The question of legislative intent cannot be the only factor that determines a law’s constitutionality.  If so, we would have to scrutinize the intent of the legislature (or bureaucrat) when passing any legislation (or regulation) whatsoever.   We are currently litigating a case against CalTrans where it enacted a whole host of race-neutral measures in an effort to increase minority representation on construction projects.  Is hosting an outreach event for small businesses unconstitutional?  It was done to increase minority participation.  How about creating a mentor/protege program where up-start businesses can learn the ins and outs of bidding?  That was also enacted to increase minority representation.  Indeed, one of the tenets of strict scrutiny is that race-conscious measures must be a last resort.  But, under Professor Somin’s argument, how could you ever use race-neutral measures if they are motivated by a racial purpose?

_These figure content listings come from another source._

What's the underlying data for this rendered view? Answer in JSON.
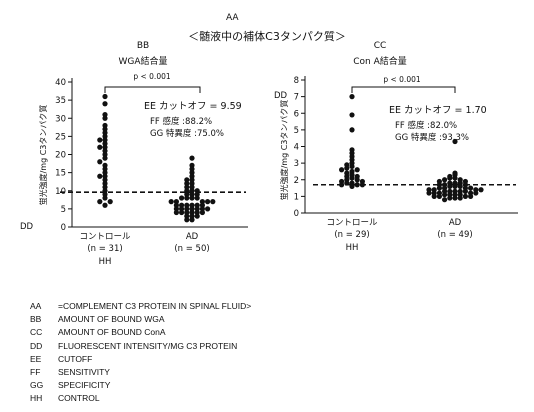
{
  "header": {
    "code": "AA",
    "title": "＜髄液中の補体C3タンパク質＞"
  },
  "chart_data": [
    {
      "type": "scatter",
      "panel_code": "BB",
      "title": "WGA結合量",
      "ylabel": "蛍光強度/mg C3タンパク質",
      "ylabel_code": "DD",
      "ylim": [
        0,
        40
      ],
      "yticks": [
        0,
        5,
        10,
        15,
        20,
        25,
        30,
        35,
        40
      ],
      "categories": [
        {
          "label": "コントロール",
          "n_label": "(n = 31)",
          "code": "HH"
        },
        {
          "label": "AD",
          "n_label": "(n = 50)"
        }
      ],
      "series": [
        {
          "values": [
            36,
            34,
            31,
            30,
            28,
            27,
            26,
            25,
            24,
            24,
            23,
            22,
            22,
            21,
            20,
            19,
            18,
            17,
            16,
            15,
            14,
            14,
            13,
            12,
            11,
            10,
            9,
            8,
            7,
            7,
            6
          ]
        },
        {
          "values": [
            19,
            17,
            16,
            15,
            14,
            13,
            13,
            12,
            12,
            11,
            11,
            10,
            10,
            10,
            9,
            9,
            9,
            8,
            8,
            8,
            8,
            7,
            7,
            7,
            7,
            7,
            6,
            6,
            6,
            6,
            6,
            6,
            5,
            5,
            5,
            5,
            5,
            5,
            5,
            4,
            4,
            4,
            4,
            4,
            4,
            3,
            3,
            3,
            2,
            2
          ]
        }
      ],
      "cutoff": 9.59,
      "pvalue": "p < 0.001",
      "annotations": {
        "cutoff_code": "EE",
        "cutoff_label": "カットオフ",
        "cutoff_text": "= 9.59",
        "sens_code": "FF",
        "sens_label": "感度",
        "sens_value": ":88.2%",
        "spec_code": "GG",
        "spec_label": "特異度",
        "spec_value": ":75.0%"
      }
    },
    {
      "type": "scatter",
      "panel_code": "CC",
      "title": "Con A結合量",
      "ylabel": "蛍光強度/mg C3タンパク質",
      "ylabel_code": "DD",
      "ylim": [
        0,
        8
      ],
      "yticks": [
        0,
        1,
        2,
        3,
        4,
        5,
        6,
        7,
        8
      ],
      "categories": [
        {
          "label": "コントロール",
          "n_label": "(n = 29)",
          "code": "HH"
        },
        {
          "label": "AD",
          "n_label": "(n = 49)"
        }
      ],
      "series": [
        {
          "values": [
            7.0,
            5.9,
            5.0,
            3.8,
            3.6,
            3.4,
            3.2,
            3.0,
            2.9,
            2.8,
            2.7,
            2.6,
            2.6,
            2.5,
            2.4,
            2.3,
            2.2,
            2.2,
            2.1,
            2.0,
            2.0,
            1.9,
            1.9,
            1.8,
            1.8,
            1.7,
            1.7,
            1.7,
            1.6
          ]
        },
        {
          "values": [
            4.3,
            2.4,
            2.3,
            2.2,
            2.1,
            2.1,
            2.0,
            2.0,
            1.9,
            1.9,
            1.8,
            1.8,
            1.8,
            1.7,
            1.7,
            1.7,
            1.6,
            1.6,
            1.6,
            1.5,
            1.5,
            1.5,
            1.5,
            1.4,
            1.4,
            1.4,
            1.4,
            1.3,
            1.3,
            1.3,
            1.3,
            1.3,
            1.2,
            1.2,
            1.2,
            1.2,
            1.2,
            1.1,
            1.1,
            1.1,
            1.1,
            1.0,
            1.0,
            1.0,
            1.0,
            0.9,
            0.9,
            0.9,
            0.8
          ]
        }
      ],
      "cutoff": 1.7,
      "pvalue": "p < 0.001",
      "annotations": {
        "cutoff_code": "EE",
        "cutoff_label": "カットオフ",
        "cutoff_text": "= 1.70",
        "sens_code": "FF",
        "sens_label": "感度",
        "sens_value": ":82.0%",
        "spec_code": "GG",
        "spec_label": "特異度",
        "spec_value": ":93.3%"
      }
    }
  ],
  "legend": [
    {
      "key": "AA",
      "text": "=COMPLEMENT C3 PROTEIN IN SPINAL FLUID>"
    },
    {
      "key": "BB",
      "text": "AMOUNT OF BOUND WGA"
    },
    {
      "key": "CC",
      "text": "AMOUNT OF BOUND ConA"
    },
    {
      "key": "DD",
      "text": "FLUORESCENT INTENSITY/MG C3 PROTEIN"
    },
    {
      "key": "EE",
      "text": "CUTOFF"
    },
    {
      "key": "FF",
      "text": "SENSITIVITY"
    },
    {
      "key": "GG",
      "text": "SPECIFICITY"
    },
    {
      "key": "HH",
      "text": "CONTROL"
    }
  ]
}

The better position is that literacy tests and poll taxes weren’t simply motivated by a racial purpose, but that they were, in fact, discriminatory measures.  While literacy tests and the mentor/protege program noted above were both motivated by racial reasons, only the former did in fact discriminate against individuals on account of race.  There is the famous story of a literacy test where white applicants would have to read the local paper, but then black residents would be given copies of the Beijing Daily and asked to convey its contents. This is no longer just racial intent, but actually treating people differently on account of race.

This is why racial intent is not enough to demonstrate that a law is unconstitutional.   Laws motivated by race are not de jure unconstitutional.  Only those laws that do, in fact, discriminate are unconstitutional.  Accordingly, the Top Ten Percent Law, which doesn’t treat individuals differently according to race (at least I am not aware of any allegation that it does) should ultimately survive constitutionality.